Em um esforço pioneiro de restauração ecológica, a Estação Ecológica de Águas de Santa Bárbara, localizada no estado de São Paulo, implementou em 2011 um plano de manejo destinado à remoção de pinheiros (Pinus sp.), uma espécie não nativa que havia dominado a área por mais de quatro décadas o Cerrado. Este projeto, liderado por pesquisadores da Escola Superior de Agricultura Luiz de Queiroz (Esalq) da Universidade de São Paulo (USP), resultou em uma descoberta significativa sobre a capacidade de recuperação do Cerrado, um dos biomas mais ricos e ameaçados do Brasil.
A intervenção na estação revelou a notável resiliência das espécies vegetais nativas do Cerrado, que, apesar de anos sob a sombra e o impacto ambiental dos pinheiros, conseguiram rebrotar graças à sobrevivência de suas estruturas subterrâneas. Este fenômeno evidencia a extraordinária adaptação dessas plantas às condições adversas, característica marcante do bioma.

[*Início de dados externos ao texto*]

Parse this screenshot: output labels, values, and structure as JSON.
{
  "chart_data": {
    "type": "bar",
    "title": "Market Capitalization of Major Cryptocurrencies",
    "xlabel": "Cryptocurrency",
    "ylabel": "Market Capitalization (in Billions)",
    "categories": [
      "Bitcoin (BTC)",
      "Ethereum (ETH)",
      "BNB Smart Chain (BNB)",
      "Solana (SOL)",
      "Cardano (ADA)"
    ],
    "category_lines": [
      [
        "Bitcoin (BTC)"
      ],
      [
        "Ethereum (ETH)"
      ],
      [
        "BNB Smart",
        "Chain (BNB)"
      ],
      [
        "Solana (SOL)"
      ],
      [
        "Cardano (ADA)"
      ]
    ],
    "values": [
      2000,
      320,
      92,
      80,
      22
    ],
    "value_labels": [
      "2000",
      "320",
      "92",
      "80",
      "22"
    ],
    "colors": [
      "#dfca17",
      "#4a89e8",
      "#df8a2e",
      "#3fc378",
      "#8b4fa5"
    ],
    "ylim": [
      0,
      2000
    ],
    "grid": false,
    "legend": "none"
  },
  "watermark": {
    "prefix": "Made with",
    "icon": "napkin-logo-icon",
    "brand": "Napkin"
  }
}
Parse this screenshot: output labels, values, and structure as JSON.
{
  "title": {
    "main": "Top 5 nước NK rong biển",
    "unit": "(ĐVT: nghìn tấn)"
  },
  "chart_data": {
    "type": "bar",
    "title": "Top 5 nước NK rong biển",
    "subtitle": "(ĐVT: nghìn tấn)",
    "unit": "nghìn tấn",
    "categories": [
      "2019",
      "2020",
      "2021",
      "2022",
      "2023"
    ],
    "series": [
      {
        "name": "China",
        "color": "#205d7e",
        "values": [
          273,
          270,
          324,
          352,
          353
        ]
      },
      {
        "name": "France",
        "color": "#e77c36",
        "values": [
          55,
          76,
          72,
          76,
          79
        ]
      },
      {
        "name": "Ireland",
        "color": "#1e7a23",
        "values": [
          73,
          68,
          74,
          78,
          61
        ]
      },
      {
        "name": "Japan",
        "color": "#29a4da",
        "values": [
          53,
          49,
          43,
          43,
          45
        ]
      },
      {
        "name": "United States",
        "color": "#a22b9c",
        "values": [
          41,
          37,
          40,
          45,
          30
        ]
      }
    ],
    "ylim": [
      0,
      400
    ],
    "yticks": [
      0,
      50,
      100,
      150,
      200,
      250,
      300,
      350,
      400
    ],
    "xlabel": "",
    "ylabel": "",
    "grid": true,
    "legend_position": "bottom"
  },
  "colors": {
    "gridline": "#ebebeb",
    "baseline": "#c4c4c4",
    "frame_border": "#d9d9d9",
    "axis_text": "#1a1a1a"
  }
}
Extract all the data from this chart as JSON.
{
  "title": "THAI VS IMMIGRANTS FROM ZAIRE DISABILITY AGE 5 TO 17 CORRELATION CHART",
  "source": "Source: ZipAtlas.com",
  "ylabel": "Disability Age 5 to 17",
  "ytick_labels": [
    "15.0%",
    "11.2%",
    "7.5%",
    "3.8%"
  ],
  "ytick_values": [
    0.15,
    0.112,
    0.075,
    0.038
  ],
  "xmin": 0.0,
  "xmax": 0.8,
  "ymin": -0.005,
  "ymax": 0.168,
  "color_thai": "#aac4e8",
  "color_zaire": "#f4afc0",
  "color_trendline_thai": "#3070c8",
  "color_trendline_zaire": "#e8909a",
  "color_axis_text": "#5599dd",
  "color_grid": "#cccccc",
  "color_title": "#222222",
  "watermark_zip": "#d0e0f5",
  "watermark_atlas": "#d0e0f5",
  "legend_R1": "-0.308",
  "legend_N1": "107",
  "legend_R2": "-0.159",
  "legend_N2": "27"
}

O Cerrado, que abriga mais de 12 mil espécies de plantas, com um terço delas sendo exclusivas desse ecossistema, tem enfrentado desafios significativos nos últimos anos. De acordo com dados do Instituto Nacional de Pesquisas Espaciais (Inpe), mais de 66 mil km² do bioma foram perdidos entre 2016 e 2023, principalmente devido ao desmatamento. O cultivo de espécies exóticas, como os pinheiros, tem sido uma das ameaças, reduzindo drasticamente a diversidade e o desenvolvimento das espécies nativas.
Os pinheiros, em particular, criam uma camada densa de folhas no solo, alterando as condições edáficas e liberando substâncias que reprimem o crescimento de outras plantas. Com a eliminação dessas árvores da área protegida, os pesquisadores observaram o processo de regeneração das plantas nativas, que começaram a emergir do solo com novas partes aéreas.
Beatriz Appezzato, professora da Esalq e coordenadora do Laboratório de Anatomia Vegetal, destacou a importância de investigar a regeneração dessas plantas. “Ao examinar o solo nessas áreas, encontramos estruturas subterrâneas bem desenvolvidas, indicando um processo de recuperação que desafia o tempo esperado para tal regeneração”, afirma Appezzato.
Este estudo não apenas ilustra a capacidade de recuperação do Cerrado após a remoção de espécies exóticas invasoras mas também ressalta a necessidade de adotar práticas de manejo que preservem e restaurem ecossistemas nativos. Ao compreender melhor a resiliência das espécies do Cerrado, os pesquisadores esperam contribuir para estratégias mais eficazes de conservação e recuperação desse bioma essencial, mas ameaçado.
Descoberta científica revela “florestas subterrâneas” no Cerrado e desafia impacto de Pinus
Pesquisadores da Escola Superior de Agricultura Luiz de Queiroz (Esalq) da Universidade de São Paulo (USP) desvendaram as ricas “florestas subterrâneas” do Cerrado em Águas de Santa Bárbara, São Paulo, sobreviventes a décadas de cultivo de pinheiros não nativos. O estudo, liderado pela doutora Gabriela Santos da Silva, ilumina a extraordinária resiliência de espécies vegetais nativas, revelando a presença de células com paredes lignificadas e reservas de carboidratos capazes de suportar longos períodos sem decomposição.
A pesquisa, que resultou em dois artigos publicados nos periódicos Australian Journal of Botany e Plant Biology, bem como em um estudo em andamento sobre palmeiras acaulescentes, examinou exemplares de três espécies da família Myrtaceae e a palmeira Syagrus loefgrenii, destacando a importância das gemas subterrâneas protegidas que permitem a regeneração dessas espécies após distúrbios ambientais.
O trabalho ressalta os impactos negativos do cultivo de pinus em áreas do Cerrado, uma prática que reduz significativamente a diversidade vegetal nativa, comprometendo espécies endêmicas e com risco de extinção. A análise detalhada das estruturas vegetais expõe o mecanismo pelo qual essas plantas clonais se adaptam e sobrevivem sob condições adversas, estabelecendo novos indivíduos por meio de ramos que se espalham subterraneamente.
Ao revelar como as plantas investem na proteção de suas gemas aéreas e na manutenção da umidade essencial para o desenvolvimento de novas folhas e ramos, os pesquisadores enfatizam a necessidade de ações de conservação baseadas no entendimento profundo da morfologia e anatomia dessas espécies.
Financiada pela Fapesp e reconhecida com o Prêmio Tese Destaque USP na área de Ciências Agrárias, a pesquisa destaca a resilência do Cerrado frente a desafios ambientais, pavimentando o caminho para práticas de conservação mais eficazes que considerem a complexa dinâmica subterrânea das “florestas invisíveis” desse bioma crucial.